Travel slowly, staying in vacation rentals (villas, farms, cottages, apartments)
Report 1247: A Not-So-Slow First Trip to Italy and Budapest
By andasamo from Nova Scotia, Canada, Spring 2006
Page 2 of 14: A Mother and Daughter Fall in Love with Venice
Gondolas drifting along the Grand Canal
We arrived in Venice safe and sound alas our luggage did not. Quite disheartening to watch the terminal empty out around us, the baggage carousel come to a halt and still no sign of our bags. We went to the baggage counter and it turned out that our bags were still in JFK (aHA! I knew something was amiss!! I’d checked at every point in JFK because of this nagging feeling about our bags.) But we were assured our luggage would be flown over and couriered to our hotel the next morning. We had packed most essentials in our carry-on bags anyway, so decided we’d manage just fine even if our bags never materialized and carried on our merry way.
We found the bus right outside the airport door headed for Piazzale Roma. The excitement mounted as we drove through Mestre. I was filming out the bus window and when we got our first glimpse of Venice, we were as giddy as little kids! At Piazzale Rome, we boarded a vaporetto for our first taste of the Grand Canal – it was everything we read about and more. We managed to snag seats in the bow so had an incredible view as we motored along. The water was sparkling and the air crystal clear as we rounded the first bend – the magnificent buildings lining both sides of the canal seemed to glow in the sunlight! (I filmed the ride and have been watching and reliving it ever since.) We got off at the San Stae stop and sat on the stone steps for a few minutes, waiting to be sure it wasn’t a dream – we were really in Venice!
Our hotel, Al Ponte Mocenigo, was a short walk from San Stae. We HIGHLY recommend this lovely spot. Sandro (one of the owners) was especially helpful, making reservations and giving directions (bit of a maze walking from San Stae to San Marco, or walking anywhere in Venice for that matter!) Our room was spotless and fairly large, with windows looking onto a small canal. The wooden beamed ceiling was lovely. And the shower was great - lots of hot water and good pressure.
Activity the first day was a bit slow, due to jet lag, but we still managed to have lunch, sample the Basilica (stunningly gorgeous), the Piazza (not a pigeon fan but the piazza itself is fabulous), and climb the Campanile (what a view!!) After that, we explored the area around San Marco, the Rialto and San Polo, bought a couple small masks from an old lady in a tiny little shop in San Polo as souvenirs for my two daughters, and eventually took a vaporetto back to the hotel. Sandro made dinner reservations for us at Trattoria al Ponte del Megio in Santa Croce (where we seemed to be the only tourists). We had delicious spaghetti with shrimp, sea bass (complete with the head, which we left on the plate) and white wine. We then strolled back to the hotel – a magical, mystical and mysterious evening walk through dimly lit, nearly deserted and hushed calle – Mom and I were both deeply touched by this timeless experience.

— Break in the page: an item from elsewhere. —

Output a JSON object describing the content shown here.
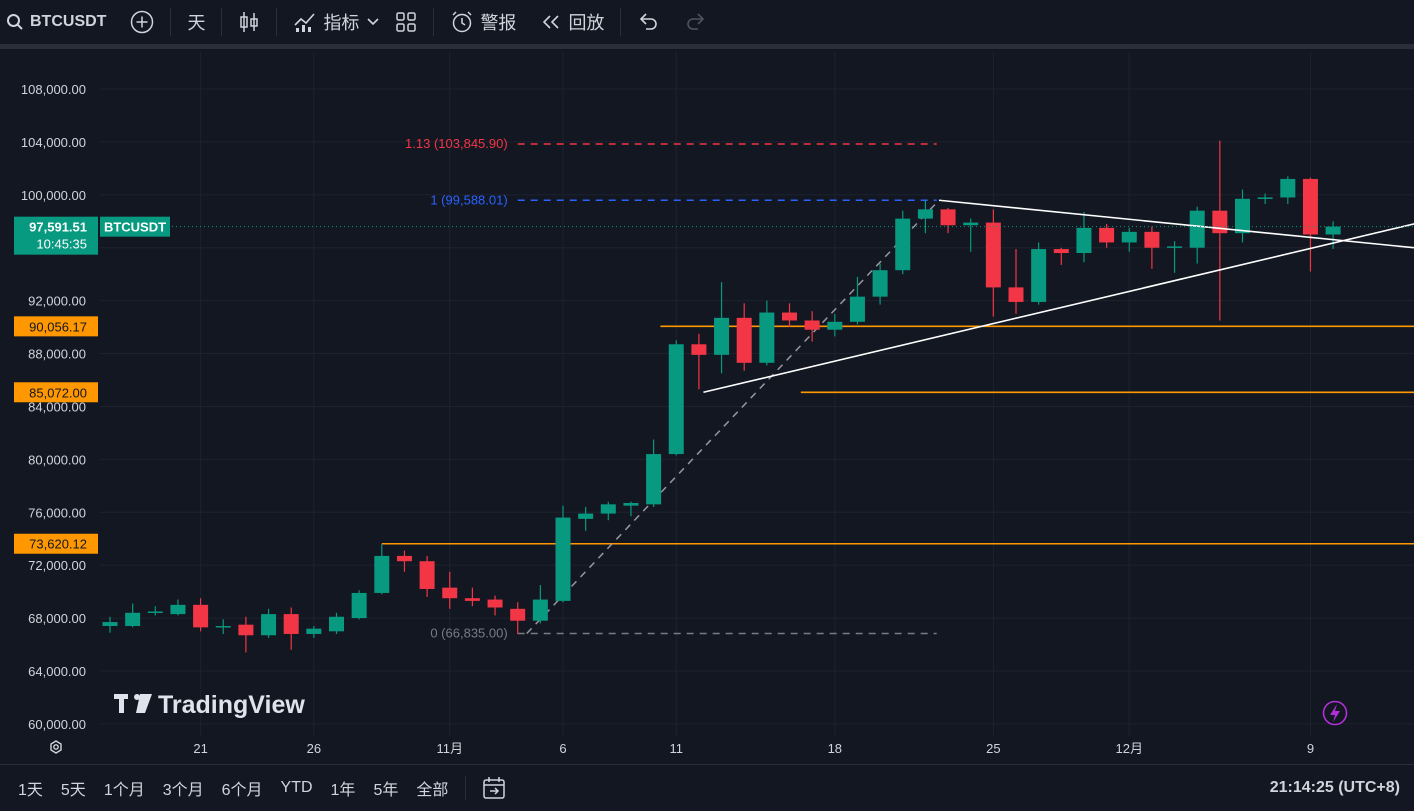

The next day, we walked from the hotel toward the Rialto, munching on fresh apples and feeling invigorated by the liveliness of the market. On our own, we rambled through the Doge’s Palace, marveling at the contrast between the opulence of the palace and the starkness of the adjoining prison. The great council room and the huge room with the huge painting (Tintoretto's “Paradiso”?) were our favourites; we had a hard time dragging ourselves out of them, so the visit took longer than we planned. Rather than try to squeeze in another “major sight,” we chose to wander around and soak up the beauty of Venice, this time in Dorsoduro and Santa Croce. The view from the Accademia bridge is gorgeous and the Zattere was a beautiful spot to sit, relax and enjoy a beautiful view. We meandered around narrow calle, quiet campos and oh so many bridges. We passed one pink building that glowed a glorious red in the sunset. Eventually we found ourselves at Piazzale Roma, where we took a vaporetto back to the hotel for an hour’s rest before heading out for an evening Ghost Walk.
Our guide, Isabella, made the fascinating stories come to life (so to speak – we are talking about ghosts after all!) We were thrilled by this after dark introduction to the legends of La Serenissima. After the walk, we ate at a dreadful tourist place just off the Rialto, only because nothing else seemed to be open. The Antico Caffe Ristorante al Buso is definitely not recommended. We arrived at 10:10, which apparently was unacceptable since they closed at 11:00. They did reluctantly seat us, but the food and service was so incredibly poor all we could do was laugh afterward. The waiter literally threw a couple stale rolls into a basket, brought a stingy pitcher of wine, and served us the most incredibly soggy lasagna ever.
The late night stroll back to the hotel put us back in a magical mood though. From one house we heard voices laughing and singing in Italian, with music and lights streaming out into the night from the third story window...
Once again we felt like this was all a dream.